Quant au Front National, il n’a pas eu de part dans les violences contre les Juifs au cours de ces dernières années et sa présidente a rejeté  les allusions antisémites ignobles qui ont rendu le nom de son père odieux. Mais un Juif ne peut accepter un discours qui conduit à stigmatiser certains groupes d'individus pour ce qu’ils sont et non pour ce qu’ils font.

Les manifestations d’hostilité envers Marine Le Pen et Jean Luc Melenchon ont pris un caractère regrettable. La première a pâti de son nom alors que le passé de Mme Knoll était dans les mémoires. Le second a subi les attaques verbales de militants de la LDJ dont l’importance est surestimée pour le faire passer en équivalent juif de l’islamisme radical. Faire croire que ce mouvement est un pseudopode du Crif est un stupéfiant mensonge : tous les présidents du Crif depuis une vingtaine d’années ont été trainés dans la boue par ce groupuscule.
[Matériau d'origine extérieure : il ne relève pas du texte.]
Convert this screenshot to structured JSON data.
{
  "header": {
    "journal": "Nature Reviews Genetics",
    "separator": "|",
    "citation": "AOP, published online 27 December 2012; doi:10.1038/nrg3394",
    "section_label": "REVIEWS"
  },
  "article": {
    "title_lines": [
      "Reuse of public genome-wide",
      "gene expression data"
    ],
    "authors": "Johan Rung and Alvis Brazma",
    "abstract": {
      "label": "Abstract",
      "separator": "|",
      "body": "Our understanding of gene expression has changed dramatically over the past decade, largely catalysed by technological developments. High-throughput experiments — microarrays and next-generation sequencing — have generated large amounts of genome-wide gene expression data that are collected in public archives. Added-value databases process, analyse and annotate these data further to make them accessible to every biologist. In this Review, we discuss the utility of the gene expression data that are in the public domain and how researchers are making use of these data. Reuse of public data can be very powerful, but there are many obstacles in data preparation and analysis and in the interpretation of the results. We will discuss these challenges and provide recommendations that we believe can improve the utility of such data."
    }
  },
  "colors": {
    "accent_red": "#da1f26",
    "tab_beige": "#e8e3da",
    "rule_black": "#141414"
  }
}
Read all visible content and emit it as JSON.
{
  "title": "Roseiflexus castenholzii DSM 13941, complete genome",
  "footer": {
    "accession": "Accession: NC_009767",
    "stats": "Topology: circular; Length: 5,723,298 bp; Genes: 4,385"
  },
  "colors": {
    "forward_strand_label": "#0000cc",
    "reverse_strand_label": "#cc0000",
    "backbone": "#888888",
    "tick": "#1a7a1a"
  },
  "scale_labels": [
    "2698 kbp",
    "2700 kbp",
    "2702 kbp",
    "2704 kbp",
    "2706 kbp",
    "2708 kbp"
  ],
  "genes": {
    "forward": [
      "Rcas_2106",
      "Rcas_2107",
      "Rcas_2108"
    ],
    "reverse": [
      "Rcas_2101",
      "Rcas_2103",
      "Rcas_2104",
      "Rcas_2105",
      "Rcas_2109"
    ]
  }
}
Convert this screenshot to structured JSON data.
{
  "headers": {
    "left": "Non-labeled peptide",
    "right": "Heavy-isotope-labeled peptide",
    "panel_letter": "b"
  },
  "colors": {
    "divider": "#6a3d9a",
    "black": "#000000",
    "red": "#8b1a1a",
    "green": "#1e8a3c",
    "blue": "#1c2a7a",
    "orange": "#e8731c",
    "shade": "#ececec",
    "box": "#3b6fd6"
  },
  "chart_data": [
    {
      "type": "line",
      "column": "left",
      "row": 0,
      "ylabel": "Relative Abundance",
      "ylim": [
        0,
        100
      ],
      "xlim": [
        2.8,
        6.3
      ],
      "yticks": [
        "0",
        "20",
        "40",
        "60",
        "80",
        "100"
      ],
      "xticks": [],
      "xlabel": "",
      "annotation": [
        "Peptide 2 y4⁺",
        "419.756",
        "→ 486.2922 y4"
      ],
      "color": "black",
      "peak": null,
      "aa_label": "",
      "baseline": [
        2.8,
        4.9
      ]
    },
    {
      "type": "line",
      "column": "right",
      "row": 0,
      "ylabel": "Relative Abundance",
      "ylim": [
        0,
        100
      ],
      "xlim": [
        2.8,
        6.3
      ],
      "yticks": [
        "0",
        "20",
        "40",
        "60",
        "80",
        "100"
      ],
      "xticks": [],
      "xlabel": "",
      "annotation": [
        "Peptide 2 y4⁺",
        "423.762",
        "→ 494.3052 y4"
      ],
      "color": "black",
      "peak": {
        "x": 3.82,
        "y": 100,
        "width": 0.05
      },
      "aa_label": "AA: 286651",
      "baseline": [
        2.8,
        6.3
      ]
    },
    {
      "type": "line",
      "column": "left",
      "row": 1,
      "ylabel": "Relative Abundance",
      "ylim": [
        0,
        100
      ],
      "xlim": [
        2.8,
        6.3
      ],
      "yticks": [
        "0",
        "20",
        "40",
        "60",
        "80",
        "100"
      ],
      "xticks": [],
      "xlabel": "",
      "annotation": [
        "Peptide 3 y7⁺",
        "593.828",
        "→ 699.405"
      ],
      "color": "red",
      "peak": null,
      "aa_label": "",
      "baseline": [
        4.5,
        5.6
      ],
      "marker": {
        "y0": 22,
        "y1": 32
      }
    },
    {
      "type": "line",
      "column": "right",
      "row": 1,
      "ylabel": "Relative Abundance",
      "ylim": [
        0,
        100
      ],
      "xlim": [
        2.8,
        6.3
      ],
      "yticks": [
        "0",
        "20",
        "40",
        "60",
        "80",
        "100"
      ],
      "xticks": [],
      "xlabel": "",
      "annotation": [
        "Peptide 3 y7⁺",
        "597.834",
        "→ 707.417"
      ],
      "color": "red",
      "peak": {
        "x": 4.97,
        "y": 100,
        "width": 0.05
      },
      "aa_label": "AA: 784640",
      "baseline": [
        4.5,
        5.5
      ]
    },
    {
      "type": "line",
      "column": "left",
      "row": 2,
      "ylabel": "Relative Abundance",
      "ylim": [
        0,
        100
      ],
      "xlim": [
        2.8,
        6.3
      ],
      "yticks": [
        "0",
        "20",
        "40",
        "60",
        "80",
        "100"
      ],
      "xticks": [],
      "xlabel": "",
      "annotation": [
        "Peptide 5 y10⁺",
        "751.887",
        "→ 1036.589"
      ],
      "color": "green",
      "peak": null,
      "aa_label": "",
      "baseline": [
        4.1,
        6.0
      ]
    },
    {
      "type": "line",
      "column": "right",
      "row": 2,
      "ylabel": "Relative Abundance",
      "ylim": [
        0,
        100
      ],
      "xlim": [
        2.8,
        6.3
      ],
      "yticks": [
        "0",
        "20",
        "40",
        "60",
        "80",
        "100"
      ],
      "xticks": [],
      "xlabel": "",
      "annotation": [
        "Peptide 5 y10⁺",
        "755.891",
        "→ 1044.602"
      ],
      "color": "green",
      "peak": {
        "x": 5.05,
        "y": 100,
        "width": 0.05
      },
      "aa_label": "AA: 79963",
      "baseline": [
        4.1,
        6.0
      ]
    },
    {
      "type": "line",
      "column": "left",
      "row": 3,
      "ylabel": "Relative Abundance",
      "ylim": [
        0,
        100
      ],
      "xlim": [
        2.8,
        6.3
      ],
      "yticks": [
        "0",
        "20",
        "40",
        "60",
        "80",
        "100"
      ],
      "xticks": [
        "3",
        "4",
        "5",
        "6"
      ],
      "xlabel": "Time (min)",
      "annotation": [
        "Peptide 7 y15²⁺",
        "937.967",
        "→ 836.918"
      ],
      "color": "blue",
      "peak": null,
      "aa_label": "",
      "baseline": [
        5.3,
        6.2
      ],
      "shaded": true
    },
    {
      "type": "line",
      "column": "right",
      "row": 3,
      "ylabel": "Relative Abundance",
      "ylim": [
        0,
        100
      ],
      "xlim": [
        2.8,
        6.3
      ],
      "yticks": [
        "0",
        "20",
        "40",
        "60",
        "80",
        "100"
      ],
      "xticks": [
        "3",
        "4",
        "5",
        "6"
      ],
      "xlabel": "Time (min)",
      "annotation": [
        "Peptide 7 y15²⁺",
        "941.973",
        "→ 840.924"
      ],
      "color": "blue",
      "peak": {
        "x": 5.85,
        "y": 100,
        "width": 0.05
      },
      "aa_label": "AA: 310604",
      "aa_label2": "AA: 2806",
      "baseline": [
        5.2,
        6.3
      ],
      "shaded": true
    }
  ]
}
Nous sommes avides à juste titre de paix civile et de fraternité, même si nous percevons mieux les limites du « vivre ensemble » quand les slogans mettent un anesthésique trompeur sur les plaies de notre société. La nécessaire décision du Crif ne pouvait pas être populaire. Elle témoigne de la situation  sans la colorer par des lunettes roses. Cette attitude a valu au Crif les critiques des idéologues les plus engagés et des optimistes les plus angéliques. Si on y ajoute les jalousies, les ignorances et les doutes devant la déferlante des critiques, la position de président du Crif n’est pas confortable. L’ayant exercée, j’ai un peu appris sur les déclarations qui génèrent l’approbation et la désapprobation du résonateur médiatique, dont l’avis, qu’on s’en réjouisse ou non, porte loin. Mais en faire son fil directeur eût été une tentation dangereuse. L’exigence de lucidité n’exclut pas des maladresses, mais elle permet  des avertissements  lucides quand la société préfère fermer les yeux sur la triste réalité du « nouvel" antisémitisme. Comme un symbole,  la marche du 28 mars a eu lieu la veille du procès en appel de Georges Bensoussan, à qui certains ne pardonnent pas d’avoir été dirigé le livre des « territoires perdus de la République », qui mettait dès 2002 le doigt sur la haine anti juive et anti française qui contamine une partie de la jeunesse de notre pays. 

Casser un thermomètre ne soigne pas une fièvre.